Jeff McMahon also reported on the Chicago meeting at Forbes.

See the photo that was run with the Forbes article, above. Whether due to graffiti, as here, or rust, etc., warning signs that are illegible are an example of "loss of institutional control" over forever deadly high-level radioactive waste (not to mention rusty, flimsy chains on gates!). In this case at Zion, that has happened within years, let alone thousands of millenia (the U.S. EPA, under court order, has acknowledged a million years of hazard related to high-level radioactive waste, as codified in its Yucca Mountain dump regulations; this however fails to account for such radioactive poisons as I-129, which has 157 to 314 million years of hazard). Zion is located on the shoreline of Lake Michigan, about 30 miles north of Chicago, near the Wisconsin state line. Lake Michigan, as a headwaters of the Great Lakes, is the drinking water supply for 40 million people downstream, in eight U.S. states, two Canadian provinces, and a large number of Native American First Nations. DOE, in its Final Environmental Impact Statement for the Yucca dump (Feb. 2002) warned that abandonment of irradiated nuclear fuel at nuclear power plant sites would result in catastrophic releases of hazardous radioactivity into the environment over long enough periods of time, as dry cask storage containers failed for lack of maintenance.

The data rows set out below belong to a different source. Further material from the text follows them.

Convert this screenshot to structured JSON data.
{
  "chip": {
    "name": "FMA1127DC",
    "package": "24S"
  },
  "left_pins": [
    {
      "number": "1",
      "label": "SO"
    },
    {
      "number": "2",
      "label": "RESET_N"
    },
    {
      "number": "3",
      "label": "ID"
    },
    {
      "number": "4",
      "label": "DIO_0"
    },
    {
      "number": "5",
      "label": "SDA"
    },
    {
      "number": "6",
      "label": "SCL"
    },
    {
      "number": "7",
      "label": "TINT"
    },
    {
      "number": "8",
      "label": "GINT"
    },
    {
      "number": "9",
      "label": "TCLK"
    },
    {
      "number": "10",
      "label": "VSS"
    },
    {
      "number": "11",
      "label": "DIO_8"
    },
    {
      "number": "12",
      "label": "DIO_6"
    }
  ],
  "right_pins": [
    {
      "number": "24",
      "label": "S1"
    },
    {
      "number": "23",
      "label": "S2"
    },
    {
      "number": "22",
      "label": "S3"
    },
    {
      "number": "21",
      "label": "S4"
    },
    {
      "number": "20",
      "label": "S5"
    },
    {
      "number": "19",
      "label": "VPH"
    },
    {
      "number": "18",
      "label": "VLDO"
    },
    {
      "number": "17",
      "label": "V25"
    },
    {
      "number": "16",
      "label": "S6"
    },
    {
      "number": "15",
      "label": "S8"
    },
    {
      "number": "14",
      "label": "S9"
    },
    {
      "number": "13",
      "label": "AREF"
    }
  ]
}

However, this is no reason to rush into Mobile Chernobyl shipments targeted at Native American reservations. Such Floating Fukushimas would travel on the waters of Lake Michigan itself. High-level radioactive waste trucks and trains would travel through the heart of downtown Chicago, within a quarter-mile of the Art Institute. Such risks cannot be rushed into. (See NIRS' "Stop Fukushima Freeways" website sub-section, as well as Beyond Nuclear's Waste Transportation website sub-section, for more information.)

In the interim, hundreds of groups, representing all 50 states, have long called for Hardened On-Site Storage (HOSS), to secure and safeguard the wastes where they currently are -- and inevitably will remain for decades to come (DOE has admitted, in its Yucca dump FEIS, that it would take 25 to 50 years simply to move the wastes from reactor sites to a dump-site). HOSS would serve as an interim measure, until safe, secure, and socially acceptable away-from-reactor sites can be identified, transport containers and regulations significantly strengthened (rather than weakened!), etc. But calls for HOSS have fallen on deaf ears, at the Nuclear Regulatory Commission, DOE, Capitol Hill, White House, Blue Ribbon Commission on America's Nuclear Future, etc.

And of course, calls for permanent shutdowns of reactors -- and thus the cessation of waste generation -- are growing louder and louder, not just in the U.S., but worldwide.